Optional numeric scalar or vector of penalty parameters. If NULL, a sequence is generated automatically.

nlambda

Integer. Number of lambda values to generate if lambda is NULL. Default is 100.

penalty.factor

Numeric scalar in [0, 1). Controls the internal mixing parameter used to generate the lambda sequence when lambda = NULL. A value close to 1 generates a sequence suitable for Ridge-like behavior.

tol

Convergence tolerance for the iterative estimation algorithm. Default is 1e-4.

Mstop

Integer. Maximum number of iterations for estimation. Default is 50.

backtrack

Logical. If TRUE, uses backtracking line search during optimization.

message

Logical. If TRUE, progress messages are printed during model fitting.

data_sorted

Logical. Internal optimization. If TRUE, assumes input data is already sorted by strata and time.

beta_initial

Optional numeric vector. Initial values for the coefficients. Default is 0.

...

Additional arguments.

Value

An object of class "coxkl_ridge" containing:

lambda

The sequence of lambda values used for estimation.

beta

A matrix of estimated coefficients (p x nlambda).

linear.predictors

A matrix of linear predictors (n x nlambda), restored to the original data order.

likelihood

A vector of negative log-partial likelihoods for each lambda.

data

A list containing the input data used (z, time, delta, stratum).

Details

The objective function optimizes the partial likelihood penalized by two terms:

  1. The KL divergence between the current model's predictions and the external information (weighted by eta).

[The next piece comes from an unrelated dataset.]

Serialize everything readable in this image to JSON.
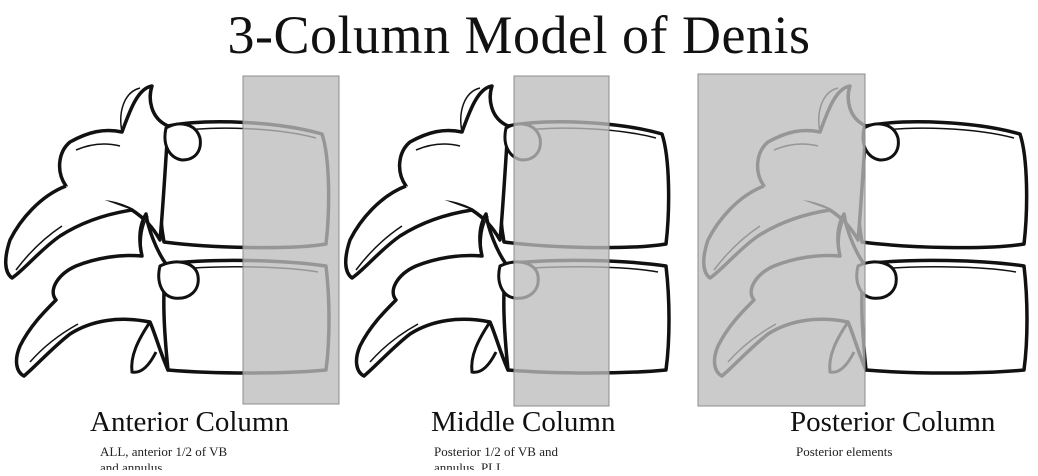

  2. The Ridge (L2) norm of the coefficients (weighted by lambda).

Unlike Lasso, Ridge regression does not perform variable selection (coefficients are shrunk towards zero but not set to exactly zero), making it suitable for retaining all features while controlling overfitting.

Examples

if (FALSE) { # \dontrun{
data(ExampleData_highdim)
train_dat_highdim <- ExampleData_highdim$train
beta_external_highdim <- ExampleData_highdim$beta_external

coxkl_ridge_est <- coxkl_ridge(
  z = train_dat_highdim$z,
  delta = train_dat_highdim$status,
  time = train_dat_highdim$time,
  stratum = train_dat_highdim$stratum,
  beta = beta_external_highdim,
  eta = 0
)
} # }